Patient Impact: A Case Example
One example of the impact that MALDI-TOF MS has had on patient outcomes at NHRMC involved a 21-year-old male who presented to the ED with a fever and headache. The patient had Graves disease (autoimmune disorder affecting the thyroid) and a history of hypertension, with no other outstanding health issues.
The patient was admitted, blood specimens were sent to the laboratory for culture, and urinalysis, chemistry, and hematology profiles were created. A meningitis panel and other laboratory tests returned negative, but a blood culture was positive at 20 hours after admission (both anaerobic bottles). A Gram stain showed gram-negative long thin rods and was sub-cultured for reading at 2 days. The physician called the next day and requested to look at the culture, which was growing anaerobically at 18 hours (38 hours from admission).
Through MALDI-TOF MS ID, the microbiology lab found the organism to be Fusobacterium necrophorum—the causative bacterial species of Lemierre’s syndrome, which can lead to serious complications, including sepsis.
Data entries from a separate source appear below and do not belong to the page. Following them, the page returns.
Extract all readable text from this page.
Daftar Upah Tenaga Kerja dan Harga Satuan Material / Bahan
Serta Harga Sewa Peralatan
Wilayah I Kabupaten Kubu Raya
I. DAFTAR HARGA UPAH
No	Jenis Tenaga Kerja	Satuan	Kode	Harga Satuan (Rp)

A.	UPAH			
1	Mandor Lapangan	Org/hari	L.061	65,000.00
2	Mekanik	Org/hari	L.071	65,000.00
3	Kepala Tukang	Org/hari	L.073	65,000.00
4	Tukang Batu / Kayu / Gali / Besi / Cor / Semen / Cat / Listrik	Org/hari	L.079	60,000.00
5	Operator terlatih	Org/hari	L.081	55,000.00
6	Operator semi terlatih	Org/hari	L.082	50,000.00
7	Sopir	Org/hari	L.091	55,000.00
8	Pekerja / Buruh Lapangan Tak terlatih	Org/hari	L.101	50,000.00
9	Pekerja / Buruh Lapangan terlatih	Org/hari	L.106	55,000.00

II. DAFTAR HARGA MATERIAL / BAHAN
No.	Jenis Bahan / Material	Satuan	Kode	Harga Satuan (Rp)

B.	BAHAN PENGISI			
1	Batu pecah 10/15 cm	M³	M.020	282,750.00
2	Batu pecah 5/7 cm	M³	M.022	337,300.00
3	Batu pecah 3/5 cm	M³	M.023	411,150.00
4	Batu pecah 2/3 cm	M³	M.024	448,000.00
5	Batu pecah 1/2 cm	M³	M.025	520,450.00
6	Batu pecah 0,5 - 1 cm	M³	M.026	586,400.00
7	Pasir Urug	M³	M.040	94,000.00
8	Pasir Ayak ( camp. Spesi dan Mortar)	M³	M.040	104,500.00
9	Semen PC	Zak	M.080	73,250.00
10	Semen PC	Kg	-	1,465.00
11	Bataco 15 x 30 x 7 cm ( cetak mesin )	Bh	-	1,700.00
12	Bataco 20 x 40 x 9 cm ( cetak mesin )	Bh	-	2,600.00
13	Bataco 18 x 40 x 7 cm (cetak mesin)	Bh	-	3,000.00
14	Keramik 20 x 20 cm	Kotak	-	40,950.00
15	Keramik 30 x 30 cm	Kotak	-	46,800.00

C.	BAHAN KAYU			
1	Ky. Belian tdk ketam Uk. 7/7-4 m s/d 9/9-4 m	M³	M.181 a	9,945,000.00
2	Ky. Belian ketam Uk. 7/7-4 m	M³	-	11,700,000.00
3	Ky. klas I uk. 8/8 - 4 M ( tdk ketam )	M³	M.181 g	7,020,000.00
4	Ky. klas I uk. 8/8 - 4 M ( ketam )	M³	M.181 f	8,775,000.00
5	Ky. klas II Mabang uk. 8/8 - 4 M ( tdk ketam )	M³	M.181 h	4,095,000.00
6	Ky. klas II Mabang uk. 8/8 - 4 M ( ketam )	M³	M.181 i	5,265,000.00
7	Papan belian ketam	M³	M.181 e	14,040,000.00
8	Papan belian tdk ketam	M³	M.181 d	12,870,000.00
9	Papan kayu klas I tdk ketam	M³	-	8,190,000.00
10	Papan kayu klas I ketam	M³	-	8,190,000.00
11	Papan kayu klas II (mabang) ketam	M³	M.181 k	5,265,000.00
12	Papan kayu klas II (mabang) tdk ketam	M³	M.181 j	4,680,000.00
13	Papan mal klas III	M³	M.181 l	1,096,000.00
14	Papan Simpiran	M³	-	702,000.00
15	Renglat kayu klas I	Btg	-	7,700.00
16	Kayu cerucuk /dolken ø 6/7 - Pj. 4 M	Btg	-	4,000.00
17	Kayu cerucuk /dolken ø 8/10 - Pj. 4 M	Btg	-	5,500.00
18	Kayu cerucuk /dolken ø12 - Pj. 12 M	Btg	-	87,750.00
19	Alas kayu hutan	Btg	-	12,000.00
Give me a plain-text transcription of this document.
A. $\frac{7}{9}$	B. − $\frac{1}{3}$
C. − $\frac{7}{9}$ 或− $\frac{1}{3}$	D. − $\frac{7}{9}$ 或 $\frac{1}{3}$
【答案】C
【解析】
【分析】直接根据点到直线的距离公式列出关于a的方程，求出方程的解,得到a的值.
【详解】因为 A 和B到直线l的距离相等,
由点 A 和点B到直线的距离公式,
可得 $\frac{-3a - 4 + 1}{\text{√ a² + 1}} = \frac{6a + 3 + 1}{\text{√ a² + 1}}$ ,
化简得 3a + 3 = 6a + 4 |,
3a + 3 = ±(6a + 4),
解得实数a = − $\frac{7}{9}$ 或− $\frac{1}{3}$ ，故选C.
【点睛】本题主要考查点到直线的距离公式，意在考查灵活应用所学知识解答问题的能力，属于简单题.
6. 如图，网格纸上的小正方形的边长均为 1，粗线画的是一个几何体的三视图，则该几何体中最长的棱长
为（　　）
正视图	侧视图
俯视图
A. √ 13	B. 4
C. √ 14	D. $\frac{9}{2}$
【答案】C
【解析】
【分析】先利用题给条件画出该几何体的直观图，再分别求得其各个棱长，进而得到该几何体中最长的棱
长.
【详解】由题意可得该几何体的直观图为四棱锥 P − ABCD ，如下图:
The physician was immediately notified and patient therapy was changed to ceftriaxone and metronidazole, at a higher than standard dosing. The patient had already been on ceftriaxone therapy since admission, but at a much lower dose. Within 6 hours of the change in therapy, the patient was responding and was transferred from the ICU to a regular bed, 44 hours after admission. Without relatively rapid identification, the change in therapy would likely have taken much longer, resulting in an extended ICU stay, longer overall length of stay, and the potential for a poor clinical outcome.